Why the world’s best restaurateur is veganizing IKEA

Meyer is widely regarded as the founder of the New Northern Cuisine philosophy. The New Northern Cuisine movement seeks to respect the region’s roots in agriculture, strengthen local agriculture, use sustainable production methods, and create foods that have a unique place among the world’s cuisines.

In 2016, Meyer and chef René Redzepi co-founded a restaurant called Noma in Denmark. The Noma restaurant was to be a working laboratory and kitchen for the ideas of the New Northern Cuisine movement. The Noma restaurant has been awarded two Michelin stars and has been named “the best restaurant in the world” 4 times – in 2010, 2011, 2012 and 2014.

IKEA recently held its Democratic Design Days conference in Almhult, Sweden, where it showcased its eco-friendly vegan meatballs, which are made from pea protein, pea starch, potato flakes, oats and apple, but are said to look and taste like meat.

The food was made not only for vegans, but also for those who want to reduce their environmental impact. For example, milk-free ice cream, which was launched by IKEA in Malaysia and parts of Europe, produces only half of the carbon footprint of milk ice cream. In addition to this ice cream, IKEA already serves vegan meatballs, oatmeal smoothies, vegan hot dogs, vegan gummies and vegan caviar.

New IKEA menu 

According to Meyer, a “broader overhaul” of the IKEA menu is currently being prepared: “It has to do with basic menu design.

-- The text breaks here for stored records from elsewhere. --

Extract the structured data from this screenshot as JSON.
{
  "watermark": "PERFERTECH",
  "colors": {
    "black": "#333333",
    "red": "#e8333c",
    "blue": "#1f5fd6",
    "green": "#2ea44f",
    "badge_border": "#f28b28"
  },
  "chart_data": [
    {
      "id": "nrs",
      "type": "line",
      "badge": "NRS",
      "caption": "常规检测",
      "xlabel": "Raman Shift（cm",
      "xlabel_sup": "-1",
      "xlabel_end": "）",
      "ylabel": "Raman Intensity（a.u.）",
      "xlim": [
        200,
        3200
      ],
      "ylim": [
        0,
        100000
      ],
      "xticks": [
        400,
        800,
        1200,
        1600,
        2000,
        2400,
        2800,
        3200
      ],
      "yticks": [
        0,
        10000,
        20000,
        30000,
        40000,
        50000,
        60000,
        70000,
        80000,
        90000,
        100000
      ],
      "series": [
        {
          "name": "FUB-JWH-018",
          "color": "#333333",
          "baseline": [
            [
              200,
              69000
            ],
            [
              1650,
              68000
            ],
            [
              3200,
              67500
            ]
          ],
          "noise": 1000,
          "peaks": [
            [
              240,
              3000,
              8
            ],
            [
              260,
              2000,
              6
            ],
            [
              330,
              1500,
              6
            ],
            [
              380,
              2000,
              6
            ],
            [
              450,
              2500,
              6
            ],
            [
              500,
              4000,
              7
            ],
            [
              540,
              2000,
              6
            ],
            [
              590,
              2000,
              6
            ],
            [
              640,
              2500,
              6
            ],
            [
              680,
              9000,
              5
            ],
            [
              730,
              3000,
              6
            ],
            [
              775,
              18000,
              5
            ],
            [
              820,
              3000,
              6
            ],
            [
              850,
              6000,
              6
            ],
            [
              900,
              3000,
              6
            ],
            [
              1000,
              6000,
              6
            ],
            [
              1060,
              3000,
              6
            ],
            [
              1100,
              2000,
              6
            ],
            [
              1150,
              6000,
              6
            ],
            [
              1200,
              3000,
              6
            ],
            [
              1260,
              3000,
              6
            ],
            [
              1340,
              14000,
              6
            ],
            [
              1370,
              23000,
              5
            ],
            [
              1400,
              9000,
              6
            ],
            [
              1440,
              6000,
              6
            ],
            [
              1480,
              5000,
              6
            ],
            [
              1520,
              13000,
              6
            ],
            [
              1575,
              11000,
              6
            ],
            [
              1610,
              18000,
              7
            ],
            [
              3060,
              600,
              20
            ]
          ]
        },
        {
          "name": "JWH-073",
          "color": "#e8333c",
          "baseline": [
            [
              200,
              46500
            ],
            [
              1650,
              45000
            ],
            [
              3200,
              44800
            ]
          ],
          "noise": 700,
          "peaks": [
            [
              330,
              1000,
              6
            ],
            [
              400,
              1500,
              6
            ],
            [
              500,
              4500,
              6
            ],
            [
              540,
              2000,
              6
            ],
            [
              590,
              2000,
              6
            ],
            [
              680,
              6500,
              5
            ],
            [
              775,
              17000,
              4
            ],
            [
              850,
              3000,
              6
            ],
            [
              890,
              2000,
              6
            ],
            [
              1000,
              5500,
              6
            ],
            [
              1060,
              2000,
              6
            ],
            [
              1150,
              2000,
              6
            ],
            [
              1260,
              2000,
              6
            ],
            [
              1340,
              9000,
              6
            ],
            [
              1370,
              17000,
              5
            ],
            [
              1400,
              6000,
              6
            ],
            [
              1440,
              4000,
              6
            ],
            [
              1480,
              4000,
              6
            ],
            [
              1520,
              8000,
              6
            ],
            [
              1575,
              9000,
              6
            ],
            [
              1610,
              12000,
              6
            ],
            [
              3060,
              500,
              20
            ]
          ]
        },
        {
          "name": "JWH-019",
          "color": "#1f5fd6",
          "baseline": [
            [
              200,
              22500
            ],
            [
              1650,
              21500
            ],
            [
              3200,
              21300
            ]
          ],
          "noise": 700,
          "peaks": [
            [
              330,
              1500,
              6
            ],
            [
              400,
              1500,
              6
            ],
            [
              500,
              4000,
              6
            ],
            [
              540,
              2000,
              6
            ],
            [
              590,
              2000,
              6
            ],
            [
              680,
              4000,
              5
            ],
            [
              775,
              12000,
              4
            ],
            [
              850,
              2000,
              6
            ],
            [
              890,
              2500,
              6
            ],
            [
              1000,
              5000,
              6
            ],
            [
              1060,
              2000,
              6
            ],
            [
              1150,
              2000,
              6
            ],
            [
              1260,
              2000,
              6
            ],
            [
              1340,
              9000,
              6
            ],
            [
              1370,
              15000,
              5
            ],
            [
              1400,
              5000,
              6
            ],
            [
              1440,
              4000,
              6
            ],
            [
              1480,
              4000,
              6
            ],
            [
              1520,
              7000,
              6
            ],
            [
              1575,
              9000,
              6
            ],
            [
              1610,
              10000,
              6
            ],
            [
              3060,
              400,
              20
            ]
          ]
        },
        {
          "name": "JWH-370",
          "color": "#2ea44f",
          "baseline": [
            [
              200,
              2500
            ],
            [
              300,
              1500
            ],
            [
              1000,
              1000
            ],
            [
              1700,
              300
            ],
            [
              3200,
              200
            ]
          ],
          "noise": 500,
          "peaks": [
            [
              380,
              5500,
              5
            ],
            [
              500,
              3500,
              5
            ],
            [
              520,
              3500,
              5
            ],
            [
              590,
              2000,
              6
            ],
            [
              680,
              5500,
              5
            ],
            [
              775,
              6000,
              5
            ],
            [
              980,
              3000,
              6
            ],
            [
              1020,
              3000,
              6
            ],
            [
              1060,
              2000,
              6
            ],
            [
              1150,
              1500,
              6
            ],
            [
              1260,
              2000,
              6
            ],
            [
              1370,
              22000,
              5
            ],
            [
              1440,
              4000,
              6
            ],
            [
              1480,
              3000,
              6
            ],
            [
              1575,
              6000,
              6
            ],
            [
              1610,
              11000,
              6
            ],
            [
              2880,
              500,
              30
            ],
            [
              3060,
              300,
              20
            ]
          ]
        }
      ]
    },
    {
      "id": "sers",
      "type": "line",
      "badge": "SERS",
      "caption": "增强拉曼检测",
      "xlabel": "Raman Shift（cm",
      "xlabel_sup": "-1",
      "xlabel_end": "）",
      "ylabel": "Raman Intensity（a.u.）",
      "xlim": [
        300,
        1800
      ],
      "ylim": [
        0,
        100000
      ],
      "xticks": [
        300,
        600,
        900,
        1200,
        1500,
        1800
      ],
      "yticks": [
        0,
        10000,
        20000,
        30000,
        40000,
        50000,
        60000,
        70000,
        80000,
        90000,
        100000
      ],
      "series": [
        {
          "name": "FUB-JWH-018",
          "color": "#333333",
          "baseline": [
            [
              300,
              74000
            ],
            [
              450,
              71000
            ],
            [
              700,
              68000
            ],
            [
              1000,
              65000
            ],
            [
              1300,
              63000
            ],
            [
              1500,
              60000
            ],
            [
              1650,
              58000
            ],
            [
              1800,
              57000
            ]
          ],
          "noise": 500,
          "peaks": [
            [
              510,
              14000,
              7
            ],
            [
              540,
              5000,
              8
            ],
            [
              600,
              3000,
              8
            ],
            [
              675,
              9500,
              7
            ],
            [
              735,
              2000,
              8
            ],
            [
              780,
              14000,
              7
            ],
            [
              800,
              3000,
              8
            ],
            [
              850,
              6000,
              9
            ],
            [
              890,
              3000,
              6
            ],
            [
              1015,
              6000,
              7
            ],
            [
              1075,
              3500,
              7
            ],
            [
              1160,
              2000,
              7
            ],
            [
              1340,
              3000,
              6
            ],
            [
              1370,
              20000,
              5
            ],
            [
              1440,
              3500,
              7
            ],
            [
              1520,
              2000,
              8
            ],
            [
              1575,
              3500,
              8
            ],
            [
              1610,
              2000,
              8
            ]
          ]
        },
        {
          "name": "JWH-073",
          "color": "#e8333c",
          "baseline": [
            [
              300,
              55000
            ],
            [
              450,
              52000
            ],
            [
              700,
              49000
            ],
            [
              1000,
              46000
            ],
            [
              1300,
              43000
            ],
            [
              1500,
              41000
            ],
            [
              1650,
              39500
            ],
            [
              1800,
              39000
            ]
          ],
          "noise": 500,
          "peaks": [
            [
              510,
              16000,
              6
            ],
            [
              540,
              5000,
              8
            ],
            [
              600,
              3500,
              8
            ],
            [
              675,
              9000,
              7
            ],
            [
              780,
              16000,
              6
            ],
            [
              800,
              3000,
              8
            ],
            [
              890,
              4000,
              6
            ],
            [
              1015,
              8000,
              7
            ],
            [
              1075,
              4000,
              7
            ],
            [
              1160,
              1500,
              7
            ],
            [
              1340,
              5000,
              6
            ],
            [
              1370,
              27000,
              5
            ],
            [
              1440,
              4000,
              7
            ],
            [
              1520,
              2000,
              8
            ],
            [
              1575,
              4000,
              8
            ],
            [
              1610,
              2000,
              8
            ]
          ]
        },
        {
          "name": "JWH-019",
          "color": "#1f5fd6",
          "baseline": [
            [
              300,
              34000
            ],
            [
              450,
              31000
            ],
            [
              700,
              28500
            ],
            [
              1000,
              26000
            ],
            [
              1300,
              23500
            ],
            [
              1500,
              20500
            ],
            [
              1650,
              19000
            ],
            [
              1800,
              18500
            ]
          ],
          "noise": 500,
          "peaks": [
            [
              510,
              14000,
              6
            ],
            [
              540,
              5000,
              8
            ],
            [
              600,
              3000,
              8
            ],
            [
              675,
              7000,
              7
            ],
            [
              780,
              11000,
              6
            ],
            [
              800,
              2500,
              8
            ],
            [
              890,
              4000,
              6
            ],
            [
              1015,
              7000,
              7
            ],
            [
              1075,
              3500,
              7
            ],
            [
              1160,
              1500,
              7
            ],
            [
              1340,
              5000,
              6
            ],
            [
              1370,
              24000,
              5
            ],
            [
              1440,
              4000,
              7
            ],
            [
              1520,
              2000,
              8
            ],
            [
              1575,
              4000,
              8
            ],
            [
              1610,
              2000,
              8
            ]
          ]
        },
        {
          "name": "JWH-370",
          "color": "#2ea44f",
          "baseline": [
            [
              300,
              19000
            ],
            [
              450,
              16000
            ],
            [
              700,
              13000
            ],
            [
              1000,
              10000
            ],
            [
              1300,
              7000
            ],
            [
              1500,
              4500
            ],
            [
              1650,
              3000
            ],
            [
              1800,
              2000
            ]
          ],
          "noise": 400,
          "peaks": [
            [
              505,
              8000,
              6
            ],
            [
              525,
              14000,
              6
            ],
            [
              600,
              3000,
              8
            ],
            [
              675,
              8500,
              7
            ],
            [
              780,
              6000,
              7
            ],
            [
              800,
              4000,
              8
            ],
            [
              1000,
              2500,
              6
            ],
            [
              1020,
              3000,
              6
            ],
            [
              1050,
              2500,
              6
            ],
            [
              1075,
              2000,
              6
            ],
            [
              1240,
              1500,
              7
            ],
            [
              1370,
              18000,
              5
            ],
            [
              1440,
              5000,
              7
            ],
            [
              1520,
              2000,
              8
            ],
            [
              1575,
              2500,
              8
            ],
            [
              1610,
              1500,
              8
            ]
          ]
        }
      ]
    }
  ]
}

I think that we will not offend anyone if we take a few dishes from the basic Swedish assortment and come up with dishes that are even tastier and healthier for the whole world.”

Meyer added that it is “cheaper to feed a population with a diet of organic vegetables than it is to feed the same population with a diet of normal amounts of the lowest quality meat in the world.” “So you can go from a typical meat-based diet to a plant-based diet that is 100% organic without spending more money on food,” he said. Meyer acknowledged that there will be some customers who will resist the new menu, but believes that “things will change over time.”